I've been a lurker for about a week and am ready to introduce myself. with a little venting.

AbbyM84 · November 2013

Hi there! So, I've been lurking on this site for about a week as I am also on the March 2014 board. My boyfriend and I just got a confirmation on the 11th that our baby boy has a cleft lip on the right side and the doc says more then likely will also have a cleft palate. We are due around March 26th but from my latest measurements it is anywhere between the 22nd and 26th. This news has been a total shocker to us and I know I'm having a hard time processing all of the information given to us. I'm just so sad and confused on why this is happening to our sweet little baby. I think my family is all thinking that I'm only upset because that he is going to come out looking different then other babies but this isn't the case at all....he is perfect already in my eyes. The stuff I'm most upset about is knowing my baby will have to go through surgeries already at such a young age. And I know I've heard it already a million times..."At least he will be young and not remember." "Cleft lip/palate is so common and easy to be fixed." "Well, at least this is the only thing you have to deal with." Yup! I'm over all of that "nonsense" talk....I still feel like crap and like it was something I did wrong (I know I did nothing wrong) And all of the other complications that can come from this is sooooo overwhelming! Special feeding techniques that not only do I and bf have to learn, but teaching other caregivers, grandparents, aunts, uncles and anyone else wanting to help out. Just a lot to take in already at only 21 weeks in to the pregnancy and just more to come!

Thanks so much for reading and taking time to listen to my rant....I really don't know who else to talk to about all of this yet as I really don't know anyone in my area yet going through something like this or has gone through something like this.

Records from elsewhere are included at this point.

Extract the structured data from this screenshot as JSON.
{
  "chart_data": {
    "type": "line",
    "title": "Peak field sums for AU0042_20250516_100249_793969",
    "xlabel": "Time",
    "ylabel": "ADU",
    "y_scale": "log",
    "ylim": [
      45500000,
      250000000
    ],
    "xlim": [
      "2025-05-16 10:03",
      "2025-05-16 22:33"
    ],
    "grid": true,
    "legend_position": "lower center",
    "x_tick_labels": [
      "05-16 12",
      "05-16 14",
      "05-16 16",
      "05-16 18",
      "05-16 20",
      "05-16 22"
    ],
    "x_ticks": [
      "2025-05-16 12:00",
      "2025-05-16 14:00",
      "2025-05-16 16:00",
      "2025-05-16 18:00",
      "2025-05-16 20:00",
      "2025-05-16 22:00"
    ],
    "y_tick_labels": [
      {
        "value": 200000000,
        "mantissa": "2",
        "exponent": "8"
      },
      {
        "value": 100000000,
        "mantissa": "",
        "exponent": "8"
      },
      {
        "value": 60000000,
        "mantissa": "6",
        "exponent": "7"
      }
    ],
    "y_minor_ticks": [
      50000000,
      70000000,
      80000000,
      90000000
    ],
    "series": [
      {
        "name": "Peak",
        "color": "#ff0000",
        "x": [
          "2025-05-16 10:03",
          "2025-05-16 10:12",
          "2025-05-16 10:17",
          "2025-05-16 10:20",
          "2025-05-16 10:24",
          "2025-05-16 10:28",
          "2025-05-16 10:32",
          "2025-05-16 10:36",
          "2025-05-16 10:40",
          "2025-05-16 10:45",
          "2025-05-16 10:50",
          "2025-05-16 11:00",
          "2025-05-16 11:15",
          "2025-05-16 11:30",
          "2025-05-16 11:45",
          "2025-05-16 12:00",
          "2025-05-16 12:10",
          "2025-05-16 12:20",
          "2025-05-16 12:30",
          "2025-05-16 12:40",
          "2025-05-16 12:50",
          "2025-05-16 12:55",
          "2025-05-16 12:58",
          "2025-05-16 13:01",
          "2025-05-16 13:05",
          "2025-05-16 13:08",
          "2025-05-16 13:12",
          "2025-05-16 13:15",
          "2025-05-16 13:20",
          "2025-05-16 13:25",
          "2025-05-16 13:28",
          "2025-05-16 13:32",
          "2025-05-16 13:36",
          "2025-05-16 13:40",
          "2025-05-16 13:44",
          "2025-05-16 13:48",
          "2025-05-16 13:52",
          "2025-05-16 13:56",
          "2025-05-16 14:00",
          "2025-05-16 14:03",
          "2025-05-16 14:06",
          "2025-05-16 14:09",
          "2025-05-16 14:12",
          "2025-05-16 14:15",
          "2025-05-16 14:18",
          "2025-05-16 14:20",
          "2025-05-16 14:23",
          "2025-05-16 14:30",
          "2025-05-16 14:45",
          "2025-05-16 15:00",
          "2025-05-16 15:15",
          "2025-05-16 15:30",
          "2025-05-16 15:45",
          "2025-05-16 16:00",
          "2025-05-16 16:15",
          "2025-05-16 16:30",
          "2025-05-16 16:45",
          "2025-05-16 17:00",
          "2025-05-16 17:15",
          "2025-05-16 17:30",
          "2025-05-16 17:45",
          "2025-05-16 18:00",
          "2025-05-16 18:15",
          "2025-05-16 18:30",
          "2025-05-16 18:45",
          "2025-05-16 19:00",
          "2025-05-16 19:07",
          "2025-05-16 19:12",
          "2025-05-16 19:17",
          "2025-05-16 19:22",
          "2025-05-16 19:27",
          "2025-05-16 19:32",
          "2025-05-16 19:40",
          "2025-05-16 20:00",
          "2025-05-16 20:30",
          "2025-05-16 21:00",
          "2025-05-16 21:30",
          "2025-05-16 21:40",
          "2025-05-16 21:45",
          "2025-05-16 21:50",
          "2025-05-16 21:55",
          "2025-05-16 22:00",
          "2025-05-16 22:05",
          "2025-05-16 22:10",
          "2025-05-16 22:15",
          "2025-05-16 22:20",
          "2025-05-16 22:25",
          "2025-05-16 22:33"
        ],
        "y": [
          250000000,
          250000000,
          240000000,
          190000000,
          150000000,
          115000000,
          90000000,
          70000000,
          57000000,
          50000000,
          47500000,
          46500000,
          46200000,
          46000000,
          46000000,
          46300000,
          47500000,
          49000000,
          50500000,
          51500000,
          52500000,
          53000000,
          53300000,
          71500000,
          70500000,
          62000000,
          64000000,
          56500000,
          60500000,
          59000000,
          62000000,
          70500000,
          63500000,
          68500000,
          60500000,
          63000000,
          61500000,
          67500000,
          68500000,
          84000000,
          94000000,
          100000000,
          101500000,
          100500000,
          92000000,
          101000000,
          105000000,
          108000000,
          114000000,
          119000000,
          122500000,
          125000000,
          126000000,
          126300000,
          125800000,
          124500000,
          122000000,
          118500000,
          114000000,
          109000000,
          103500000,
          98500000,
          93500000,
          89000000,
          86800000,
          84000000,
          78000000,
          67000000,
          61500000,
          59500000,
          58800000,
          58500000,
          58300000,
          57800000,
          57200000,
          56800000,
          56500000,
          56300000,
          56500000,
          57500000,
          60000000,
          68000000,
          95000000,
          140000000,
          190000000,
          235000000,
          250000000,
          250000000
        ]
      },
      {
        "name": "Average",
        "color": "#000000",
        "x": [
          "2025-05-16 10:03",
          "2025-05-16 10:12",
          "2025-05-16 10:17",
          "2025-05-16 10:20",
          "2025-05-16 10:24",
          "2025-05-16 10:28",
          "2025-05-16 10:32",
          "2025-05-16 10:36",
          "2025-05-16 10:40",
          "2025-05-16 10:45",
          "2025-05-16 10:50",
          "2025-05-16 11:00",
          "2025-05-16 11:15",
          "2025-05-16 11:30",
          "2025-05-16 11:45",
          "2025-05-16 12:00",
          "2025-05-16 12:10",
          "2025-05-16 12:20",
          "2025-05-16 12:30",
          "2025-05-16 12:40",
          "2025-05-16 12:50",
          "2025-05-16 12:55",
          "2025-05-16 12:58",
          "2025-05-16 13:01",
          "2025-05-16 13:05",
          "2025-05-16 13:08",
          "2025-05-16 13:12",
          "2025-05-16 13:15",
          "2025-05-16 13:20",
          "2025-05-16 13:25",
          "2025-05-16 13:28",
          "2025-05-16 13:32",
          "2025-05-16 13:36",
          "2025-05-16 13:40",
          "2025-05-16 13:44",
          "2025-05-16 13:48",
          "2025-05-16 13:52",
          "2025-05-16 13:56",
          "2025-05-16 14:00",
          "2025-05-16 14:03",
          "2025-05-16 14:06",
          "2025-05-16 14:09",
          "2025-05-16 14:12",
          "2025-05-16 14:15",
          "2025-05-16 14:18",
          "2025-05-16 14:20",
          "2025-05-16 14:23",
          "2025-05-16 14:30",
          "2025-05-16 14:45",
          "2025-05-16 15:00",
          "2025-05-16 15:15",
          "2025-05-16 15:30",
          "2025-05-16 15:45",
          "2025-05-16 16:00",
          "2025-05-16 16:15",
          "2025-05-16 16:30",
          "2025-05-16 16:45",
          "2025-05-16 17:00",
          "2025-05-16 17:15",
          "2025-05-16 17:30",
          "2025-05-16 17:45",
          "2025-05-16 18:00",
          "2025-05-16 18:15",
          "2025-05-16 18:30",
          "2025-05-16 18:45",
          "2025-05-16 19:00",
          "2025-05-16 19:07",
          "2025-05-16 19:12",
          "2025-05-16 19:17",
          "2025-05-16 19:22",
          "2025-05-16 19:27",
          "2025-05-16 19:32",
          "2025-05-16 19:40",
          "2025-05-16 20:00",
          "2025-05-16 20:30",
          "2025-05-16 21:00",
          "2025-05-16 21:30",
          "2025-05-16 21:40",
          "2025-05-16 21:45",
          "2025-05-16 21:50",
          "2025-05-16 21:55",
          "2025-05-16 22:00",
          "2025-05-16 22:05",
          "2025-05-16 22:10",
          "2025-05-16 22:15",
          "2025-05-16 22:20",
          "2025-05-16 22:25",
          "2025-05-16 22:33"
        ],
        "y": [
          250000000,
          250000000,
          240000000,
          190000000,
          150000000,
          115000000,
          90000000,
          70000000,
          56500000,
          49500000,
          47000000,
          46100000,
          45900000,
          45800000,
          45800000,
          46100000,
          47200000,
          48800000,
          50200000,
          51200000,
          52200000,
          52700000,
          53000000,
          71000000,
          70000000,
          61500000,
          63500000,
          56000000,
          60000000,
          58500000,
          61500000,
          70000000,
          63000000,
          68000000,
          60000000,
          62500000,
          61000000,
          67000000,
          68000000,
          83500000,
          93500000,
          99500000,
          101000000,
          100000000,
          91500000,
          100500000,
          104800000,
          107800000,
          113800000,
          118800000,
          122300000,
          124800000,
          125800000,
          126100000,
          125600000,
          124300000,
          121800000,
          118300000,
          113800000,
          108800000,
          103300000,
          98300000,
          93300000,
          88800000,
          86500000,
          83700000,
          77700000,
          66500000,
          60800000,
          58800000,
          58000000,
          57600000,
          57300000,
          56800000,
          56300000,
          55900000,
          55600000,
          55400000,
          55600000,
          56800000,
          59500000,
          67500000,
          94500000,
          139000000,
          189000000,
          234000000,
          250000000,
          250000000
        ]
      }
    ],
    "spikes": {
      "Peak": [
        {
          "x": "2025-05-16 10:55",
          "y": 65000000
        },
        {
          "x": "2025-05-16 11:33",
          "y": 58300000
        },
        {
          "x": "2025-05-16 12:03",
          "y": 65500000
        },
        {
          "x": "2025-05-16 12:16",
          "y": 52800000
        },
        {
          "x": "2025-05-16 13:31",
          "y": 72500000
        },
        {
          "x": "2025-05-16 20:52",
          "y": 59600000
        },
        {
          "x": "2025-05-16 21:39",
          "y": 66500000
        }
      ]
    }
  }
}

realisticdreams · November 2013

Welcome to the board, I think we have a couple other moms who have dealt with cleft lip/palate. A lot of us have dealt with surgeries and feeding difficulties though.

Everyone here is really nice and you non-judgmental. It's completely normal to go through the process you are, you are grieving how you thought things would be. I am sorry you will have to deal with all of this but eventually one day, it will be a distant memory.

FWIW, It did make me feel better that dd1 was too young to remember most of her surgeries (now that she is 4--I feel way worse when she has stuff done)

However YOU feel is completely normal.

HUGS

woodstephanie · November 2013

Hi abby, I am a first time mom and found out yesterday at 16 weeks that pur baby boy hasa cleft lip ppossible cleft palate on his right side. I completely empathize with all that you are going through. If you ever need or want to talk I would love to connect with someone who is in the same situation. I have never posted anything before so kind of new to how this all works, but I will check back on this board. Keep your head up mama.

rsd12 · November 2013

Awwww, I totally know how you feel! My oldest is almost 8 years old. I don't even know how that happened!!! He was born with a unilateral complete cleft lip and palate on the left side.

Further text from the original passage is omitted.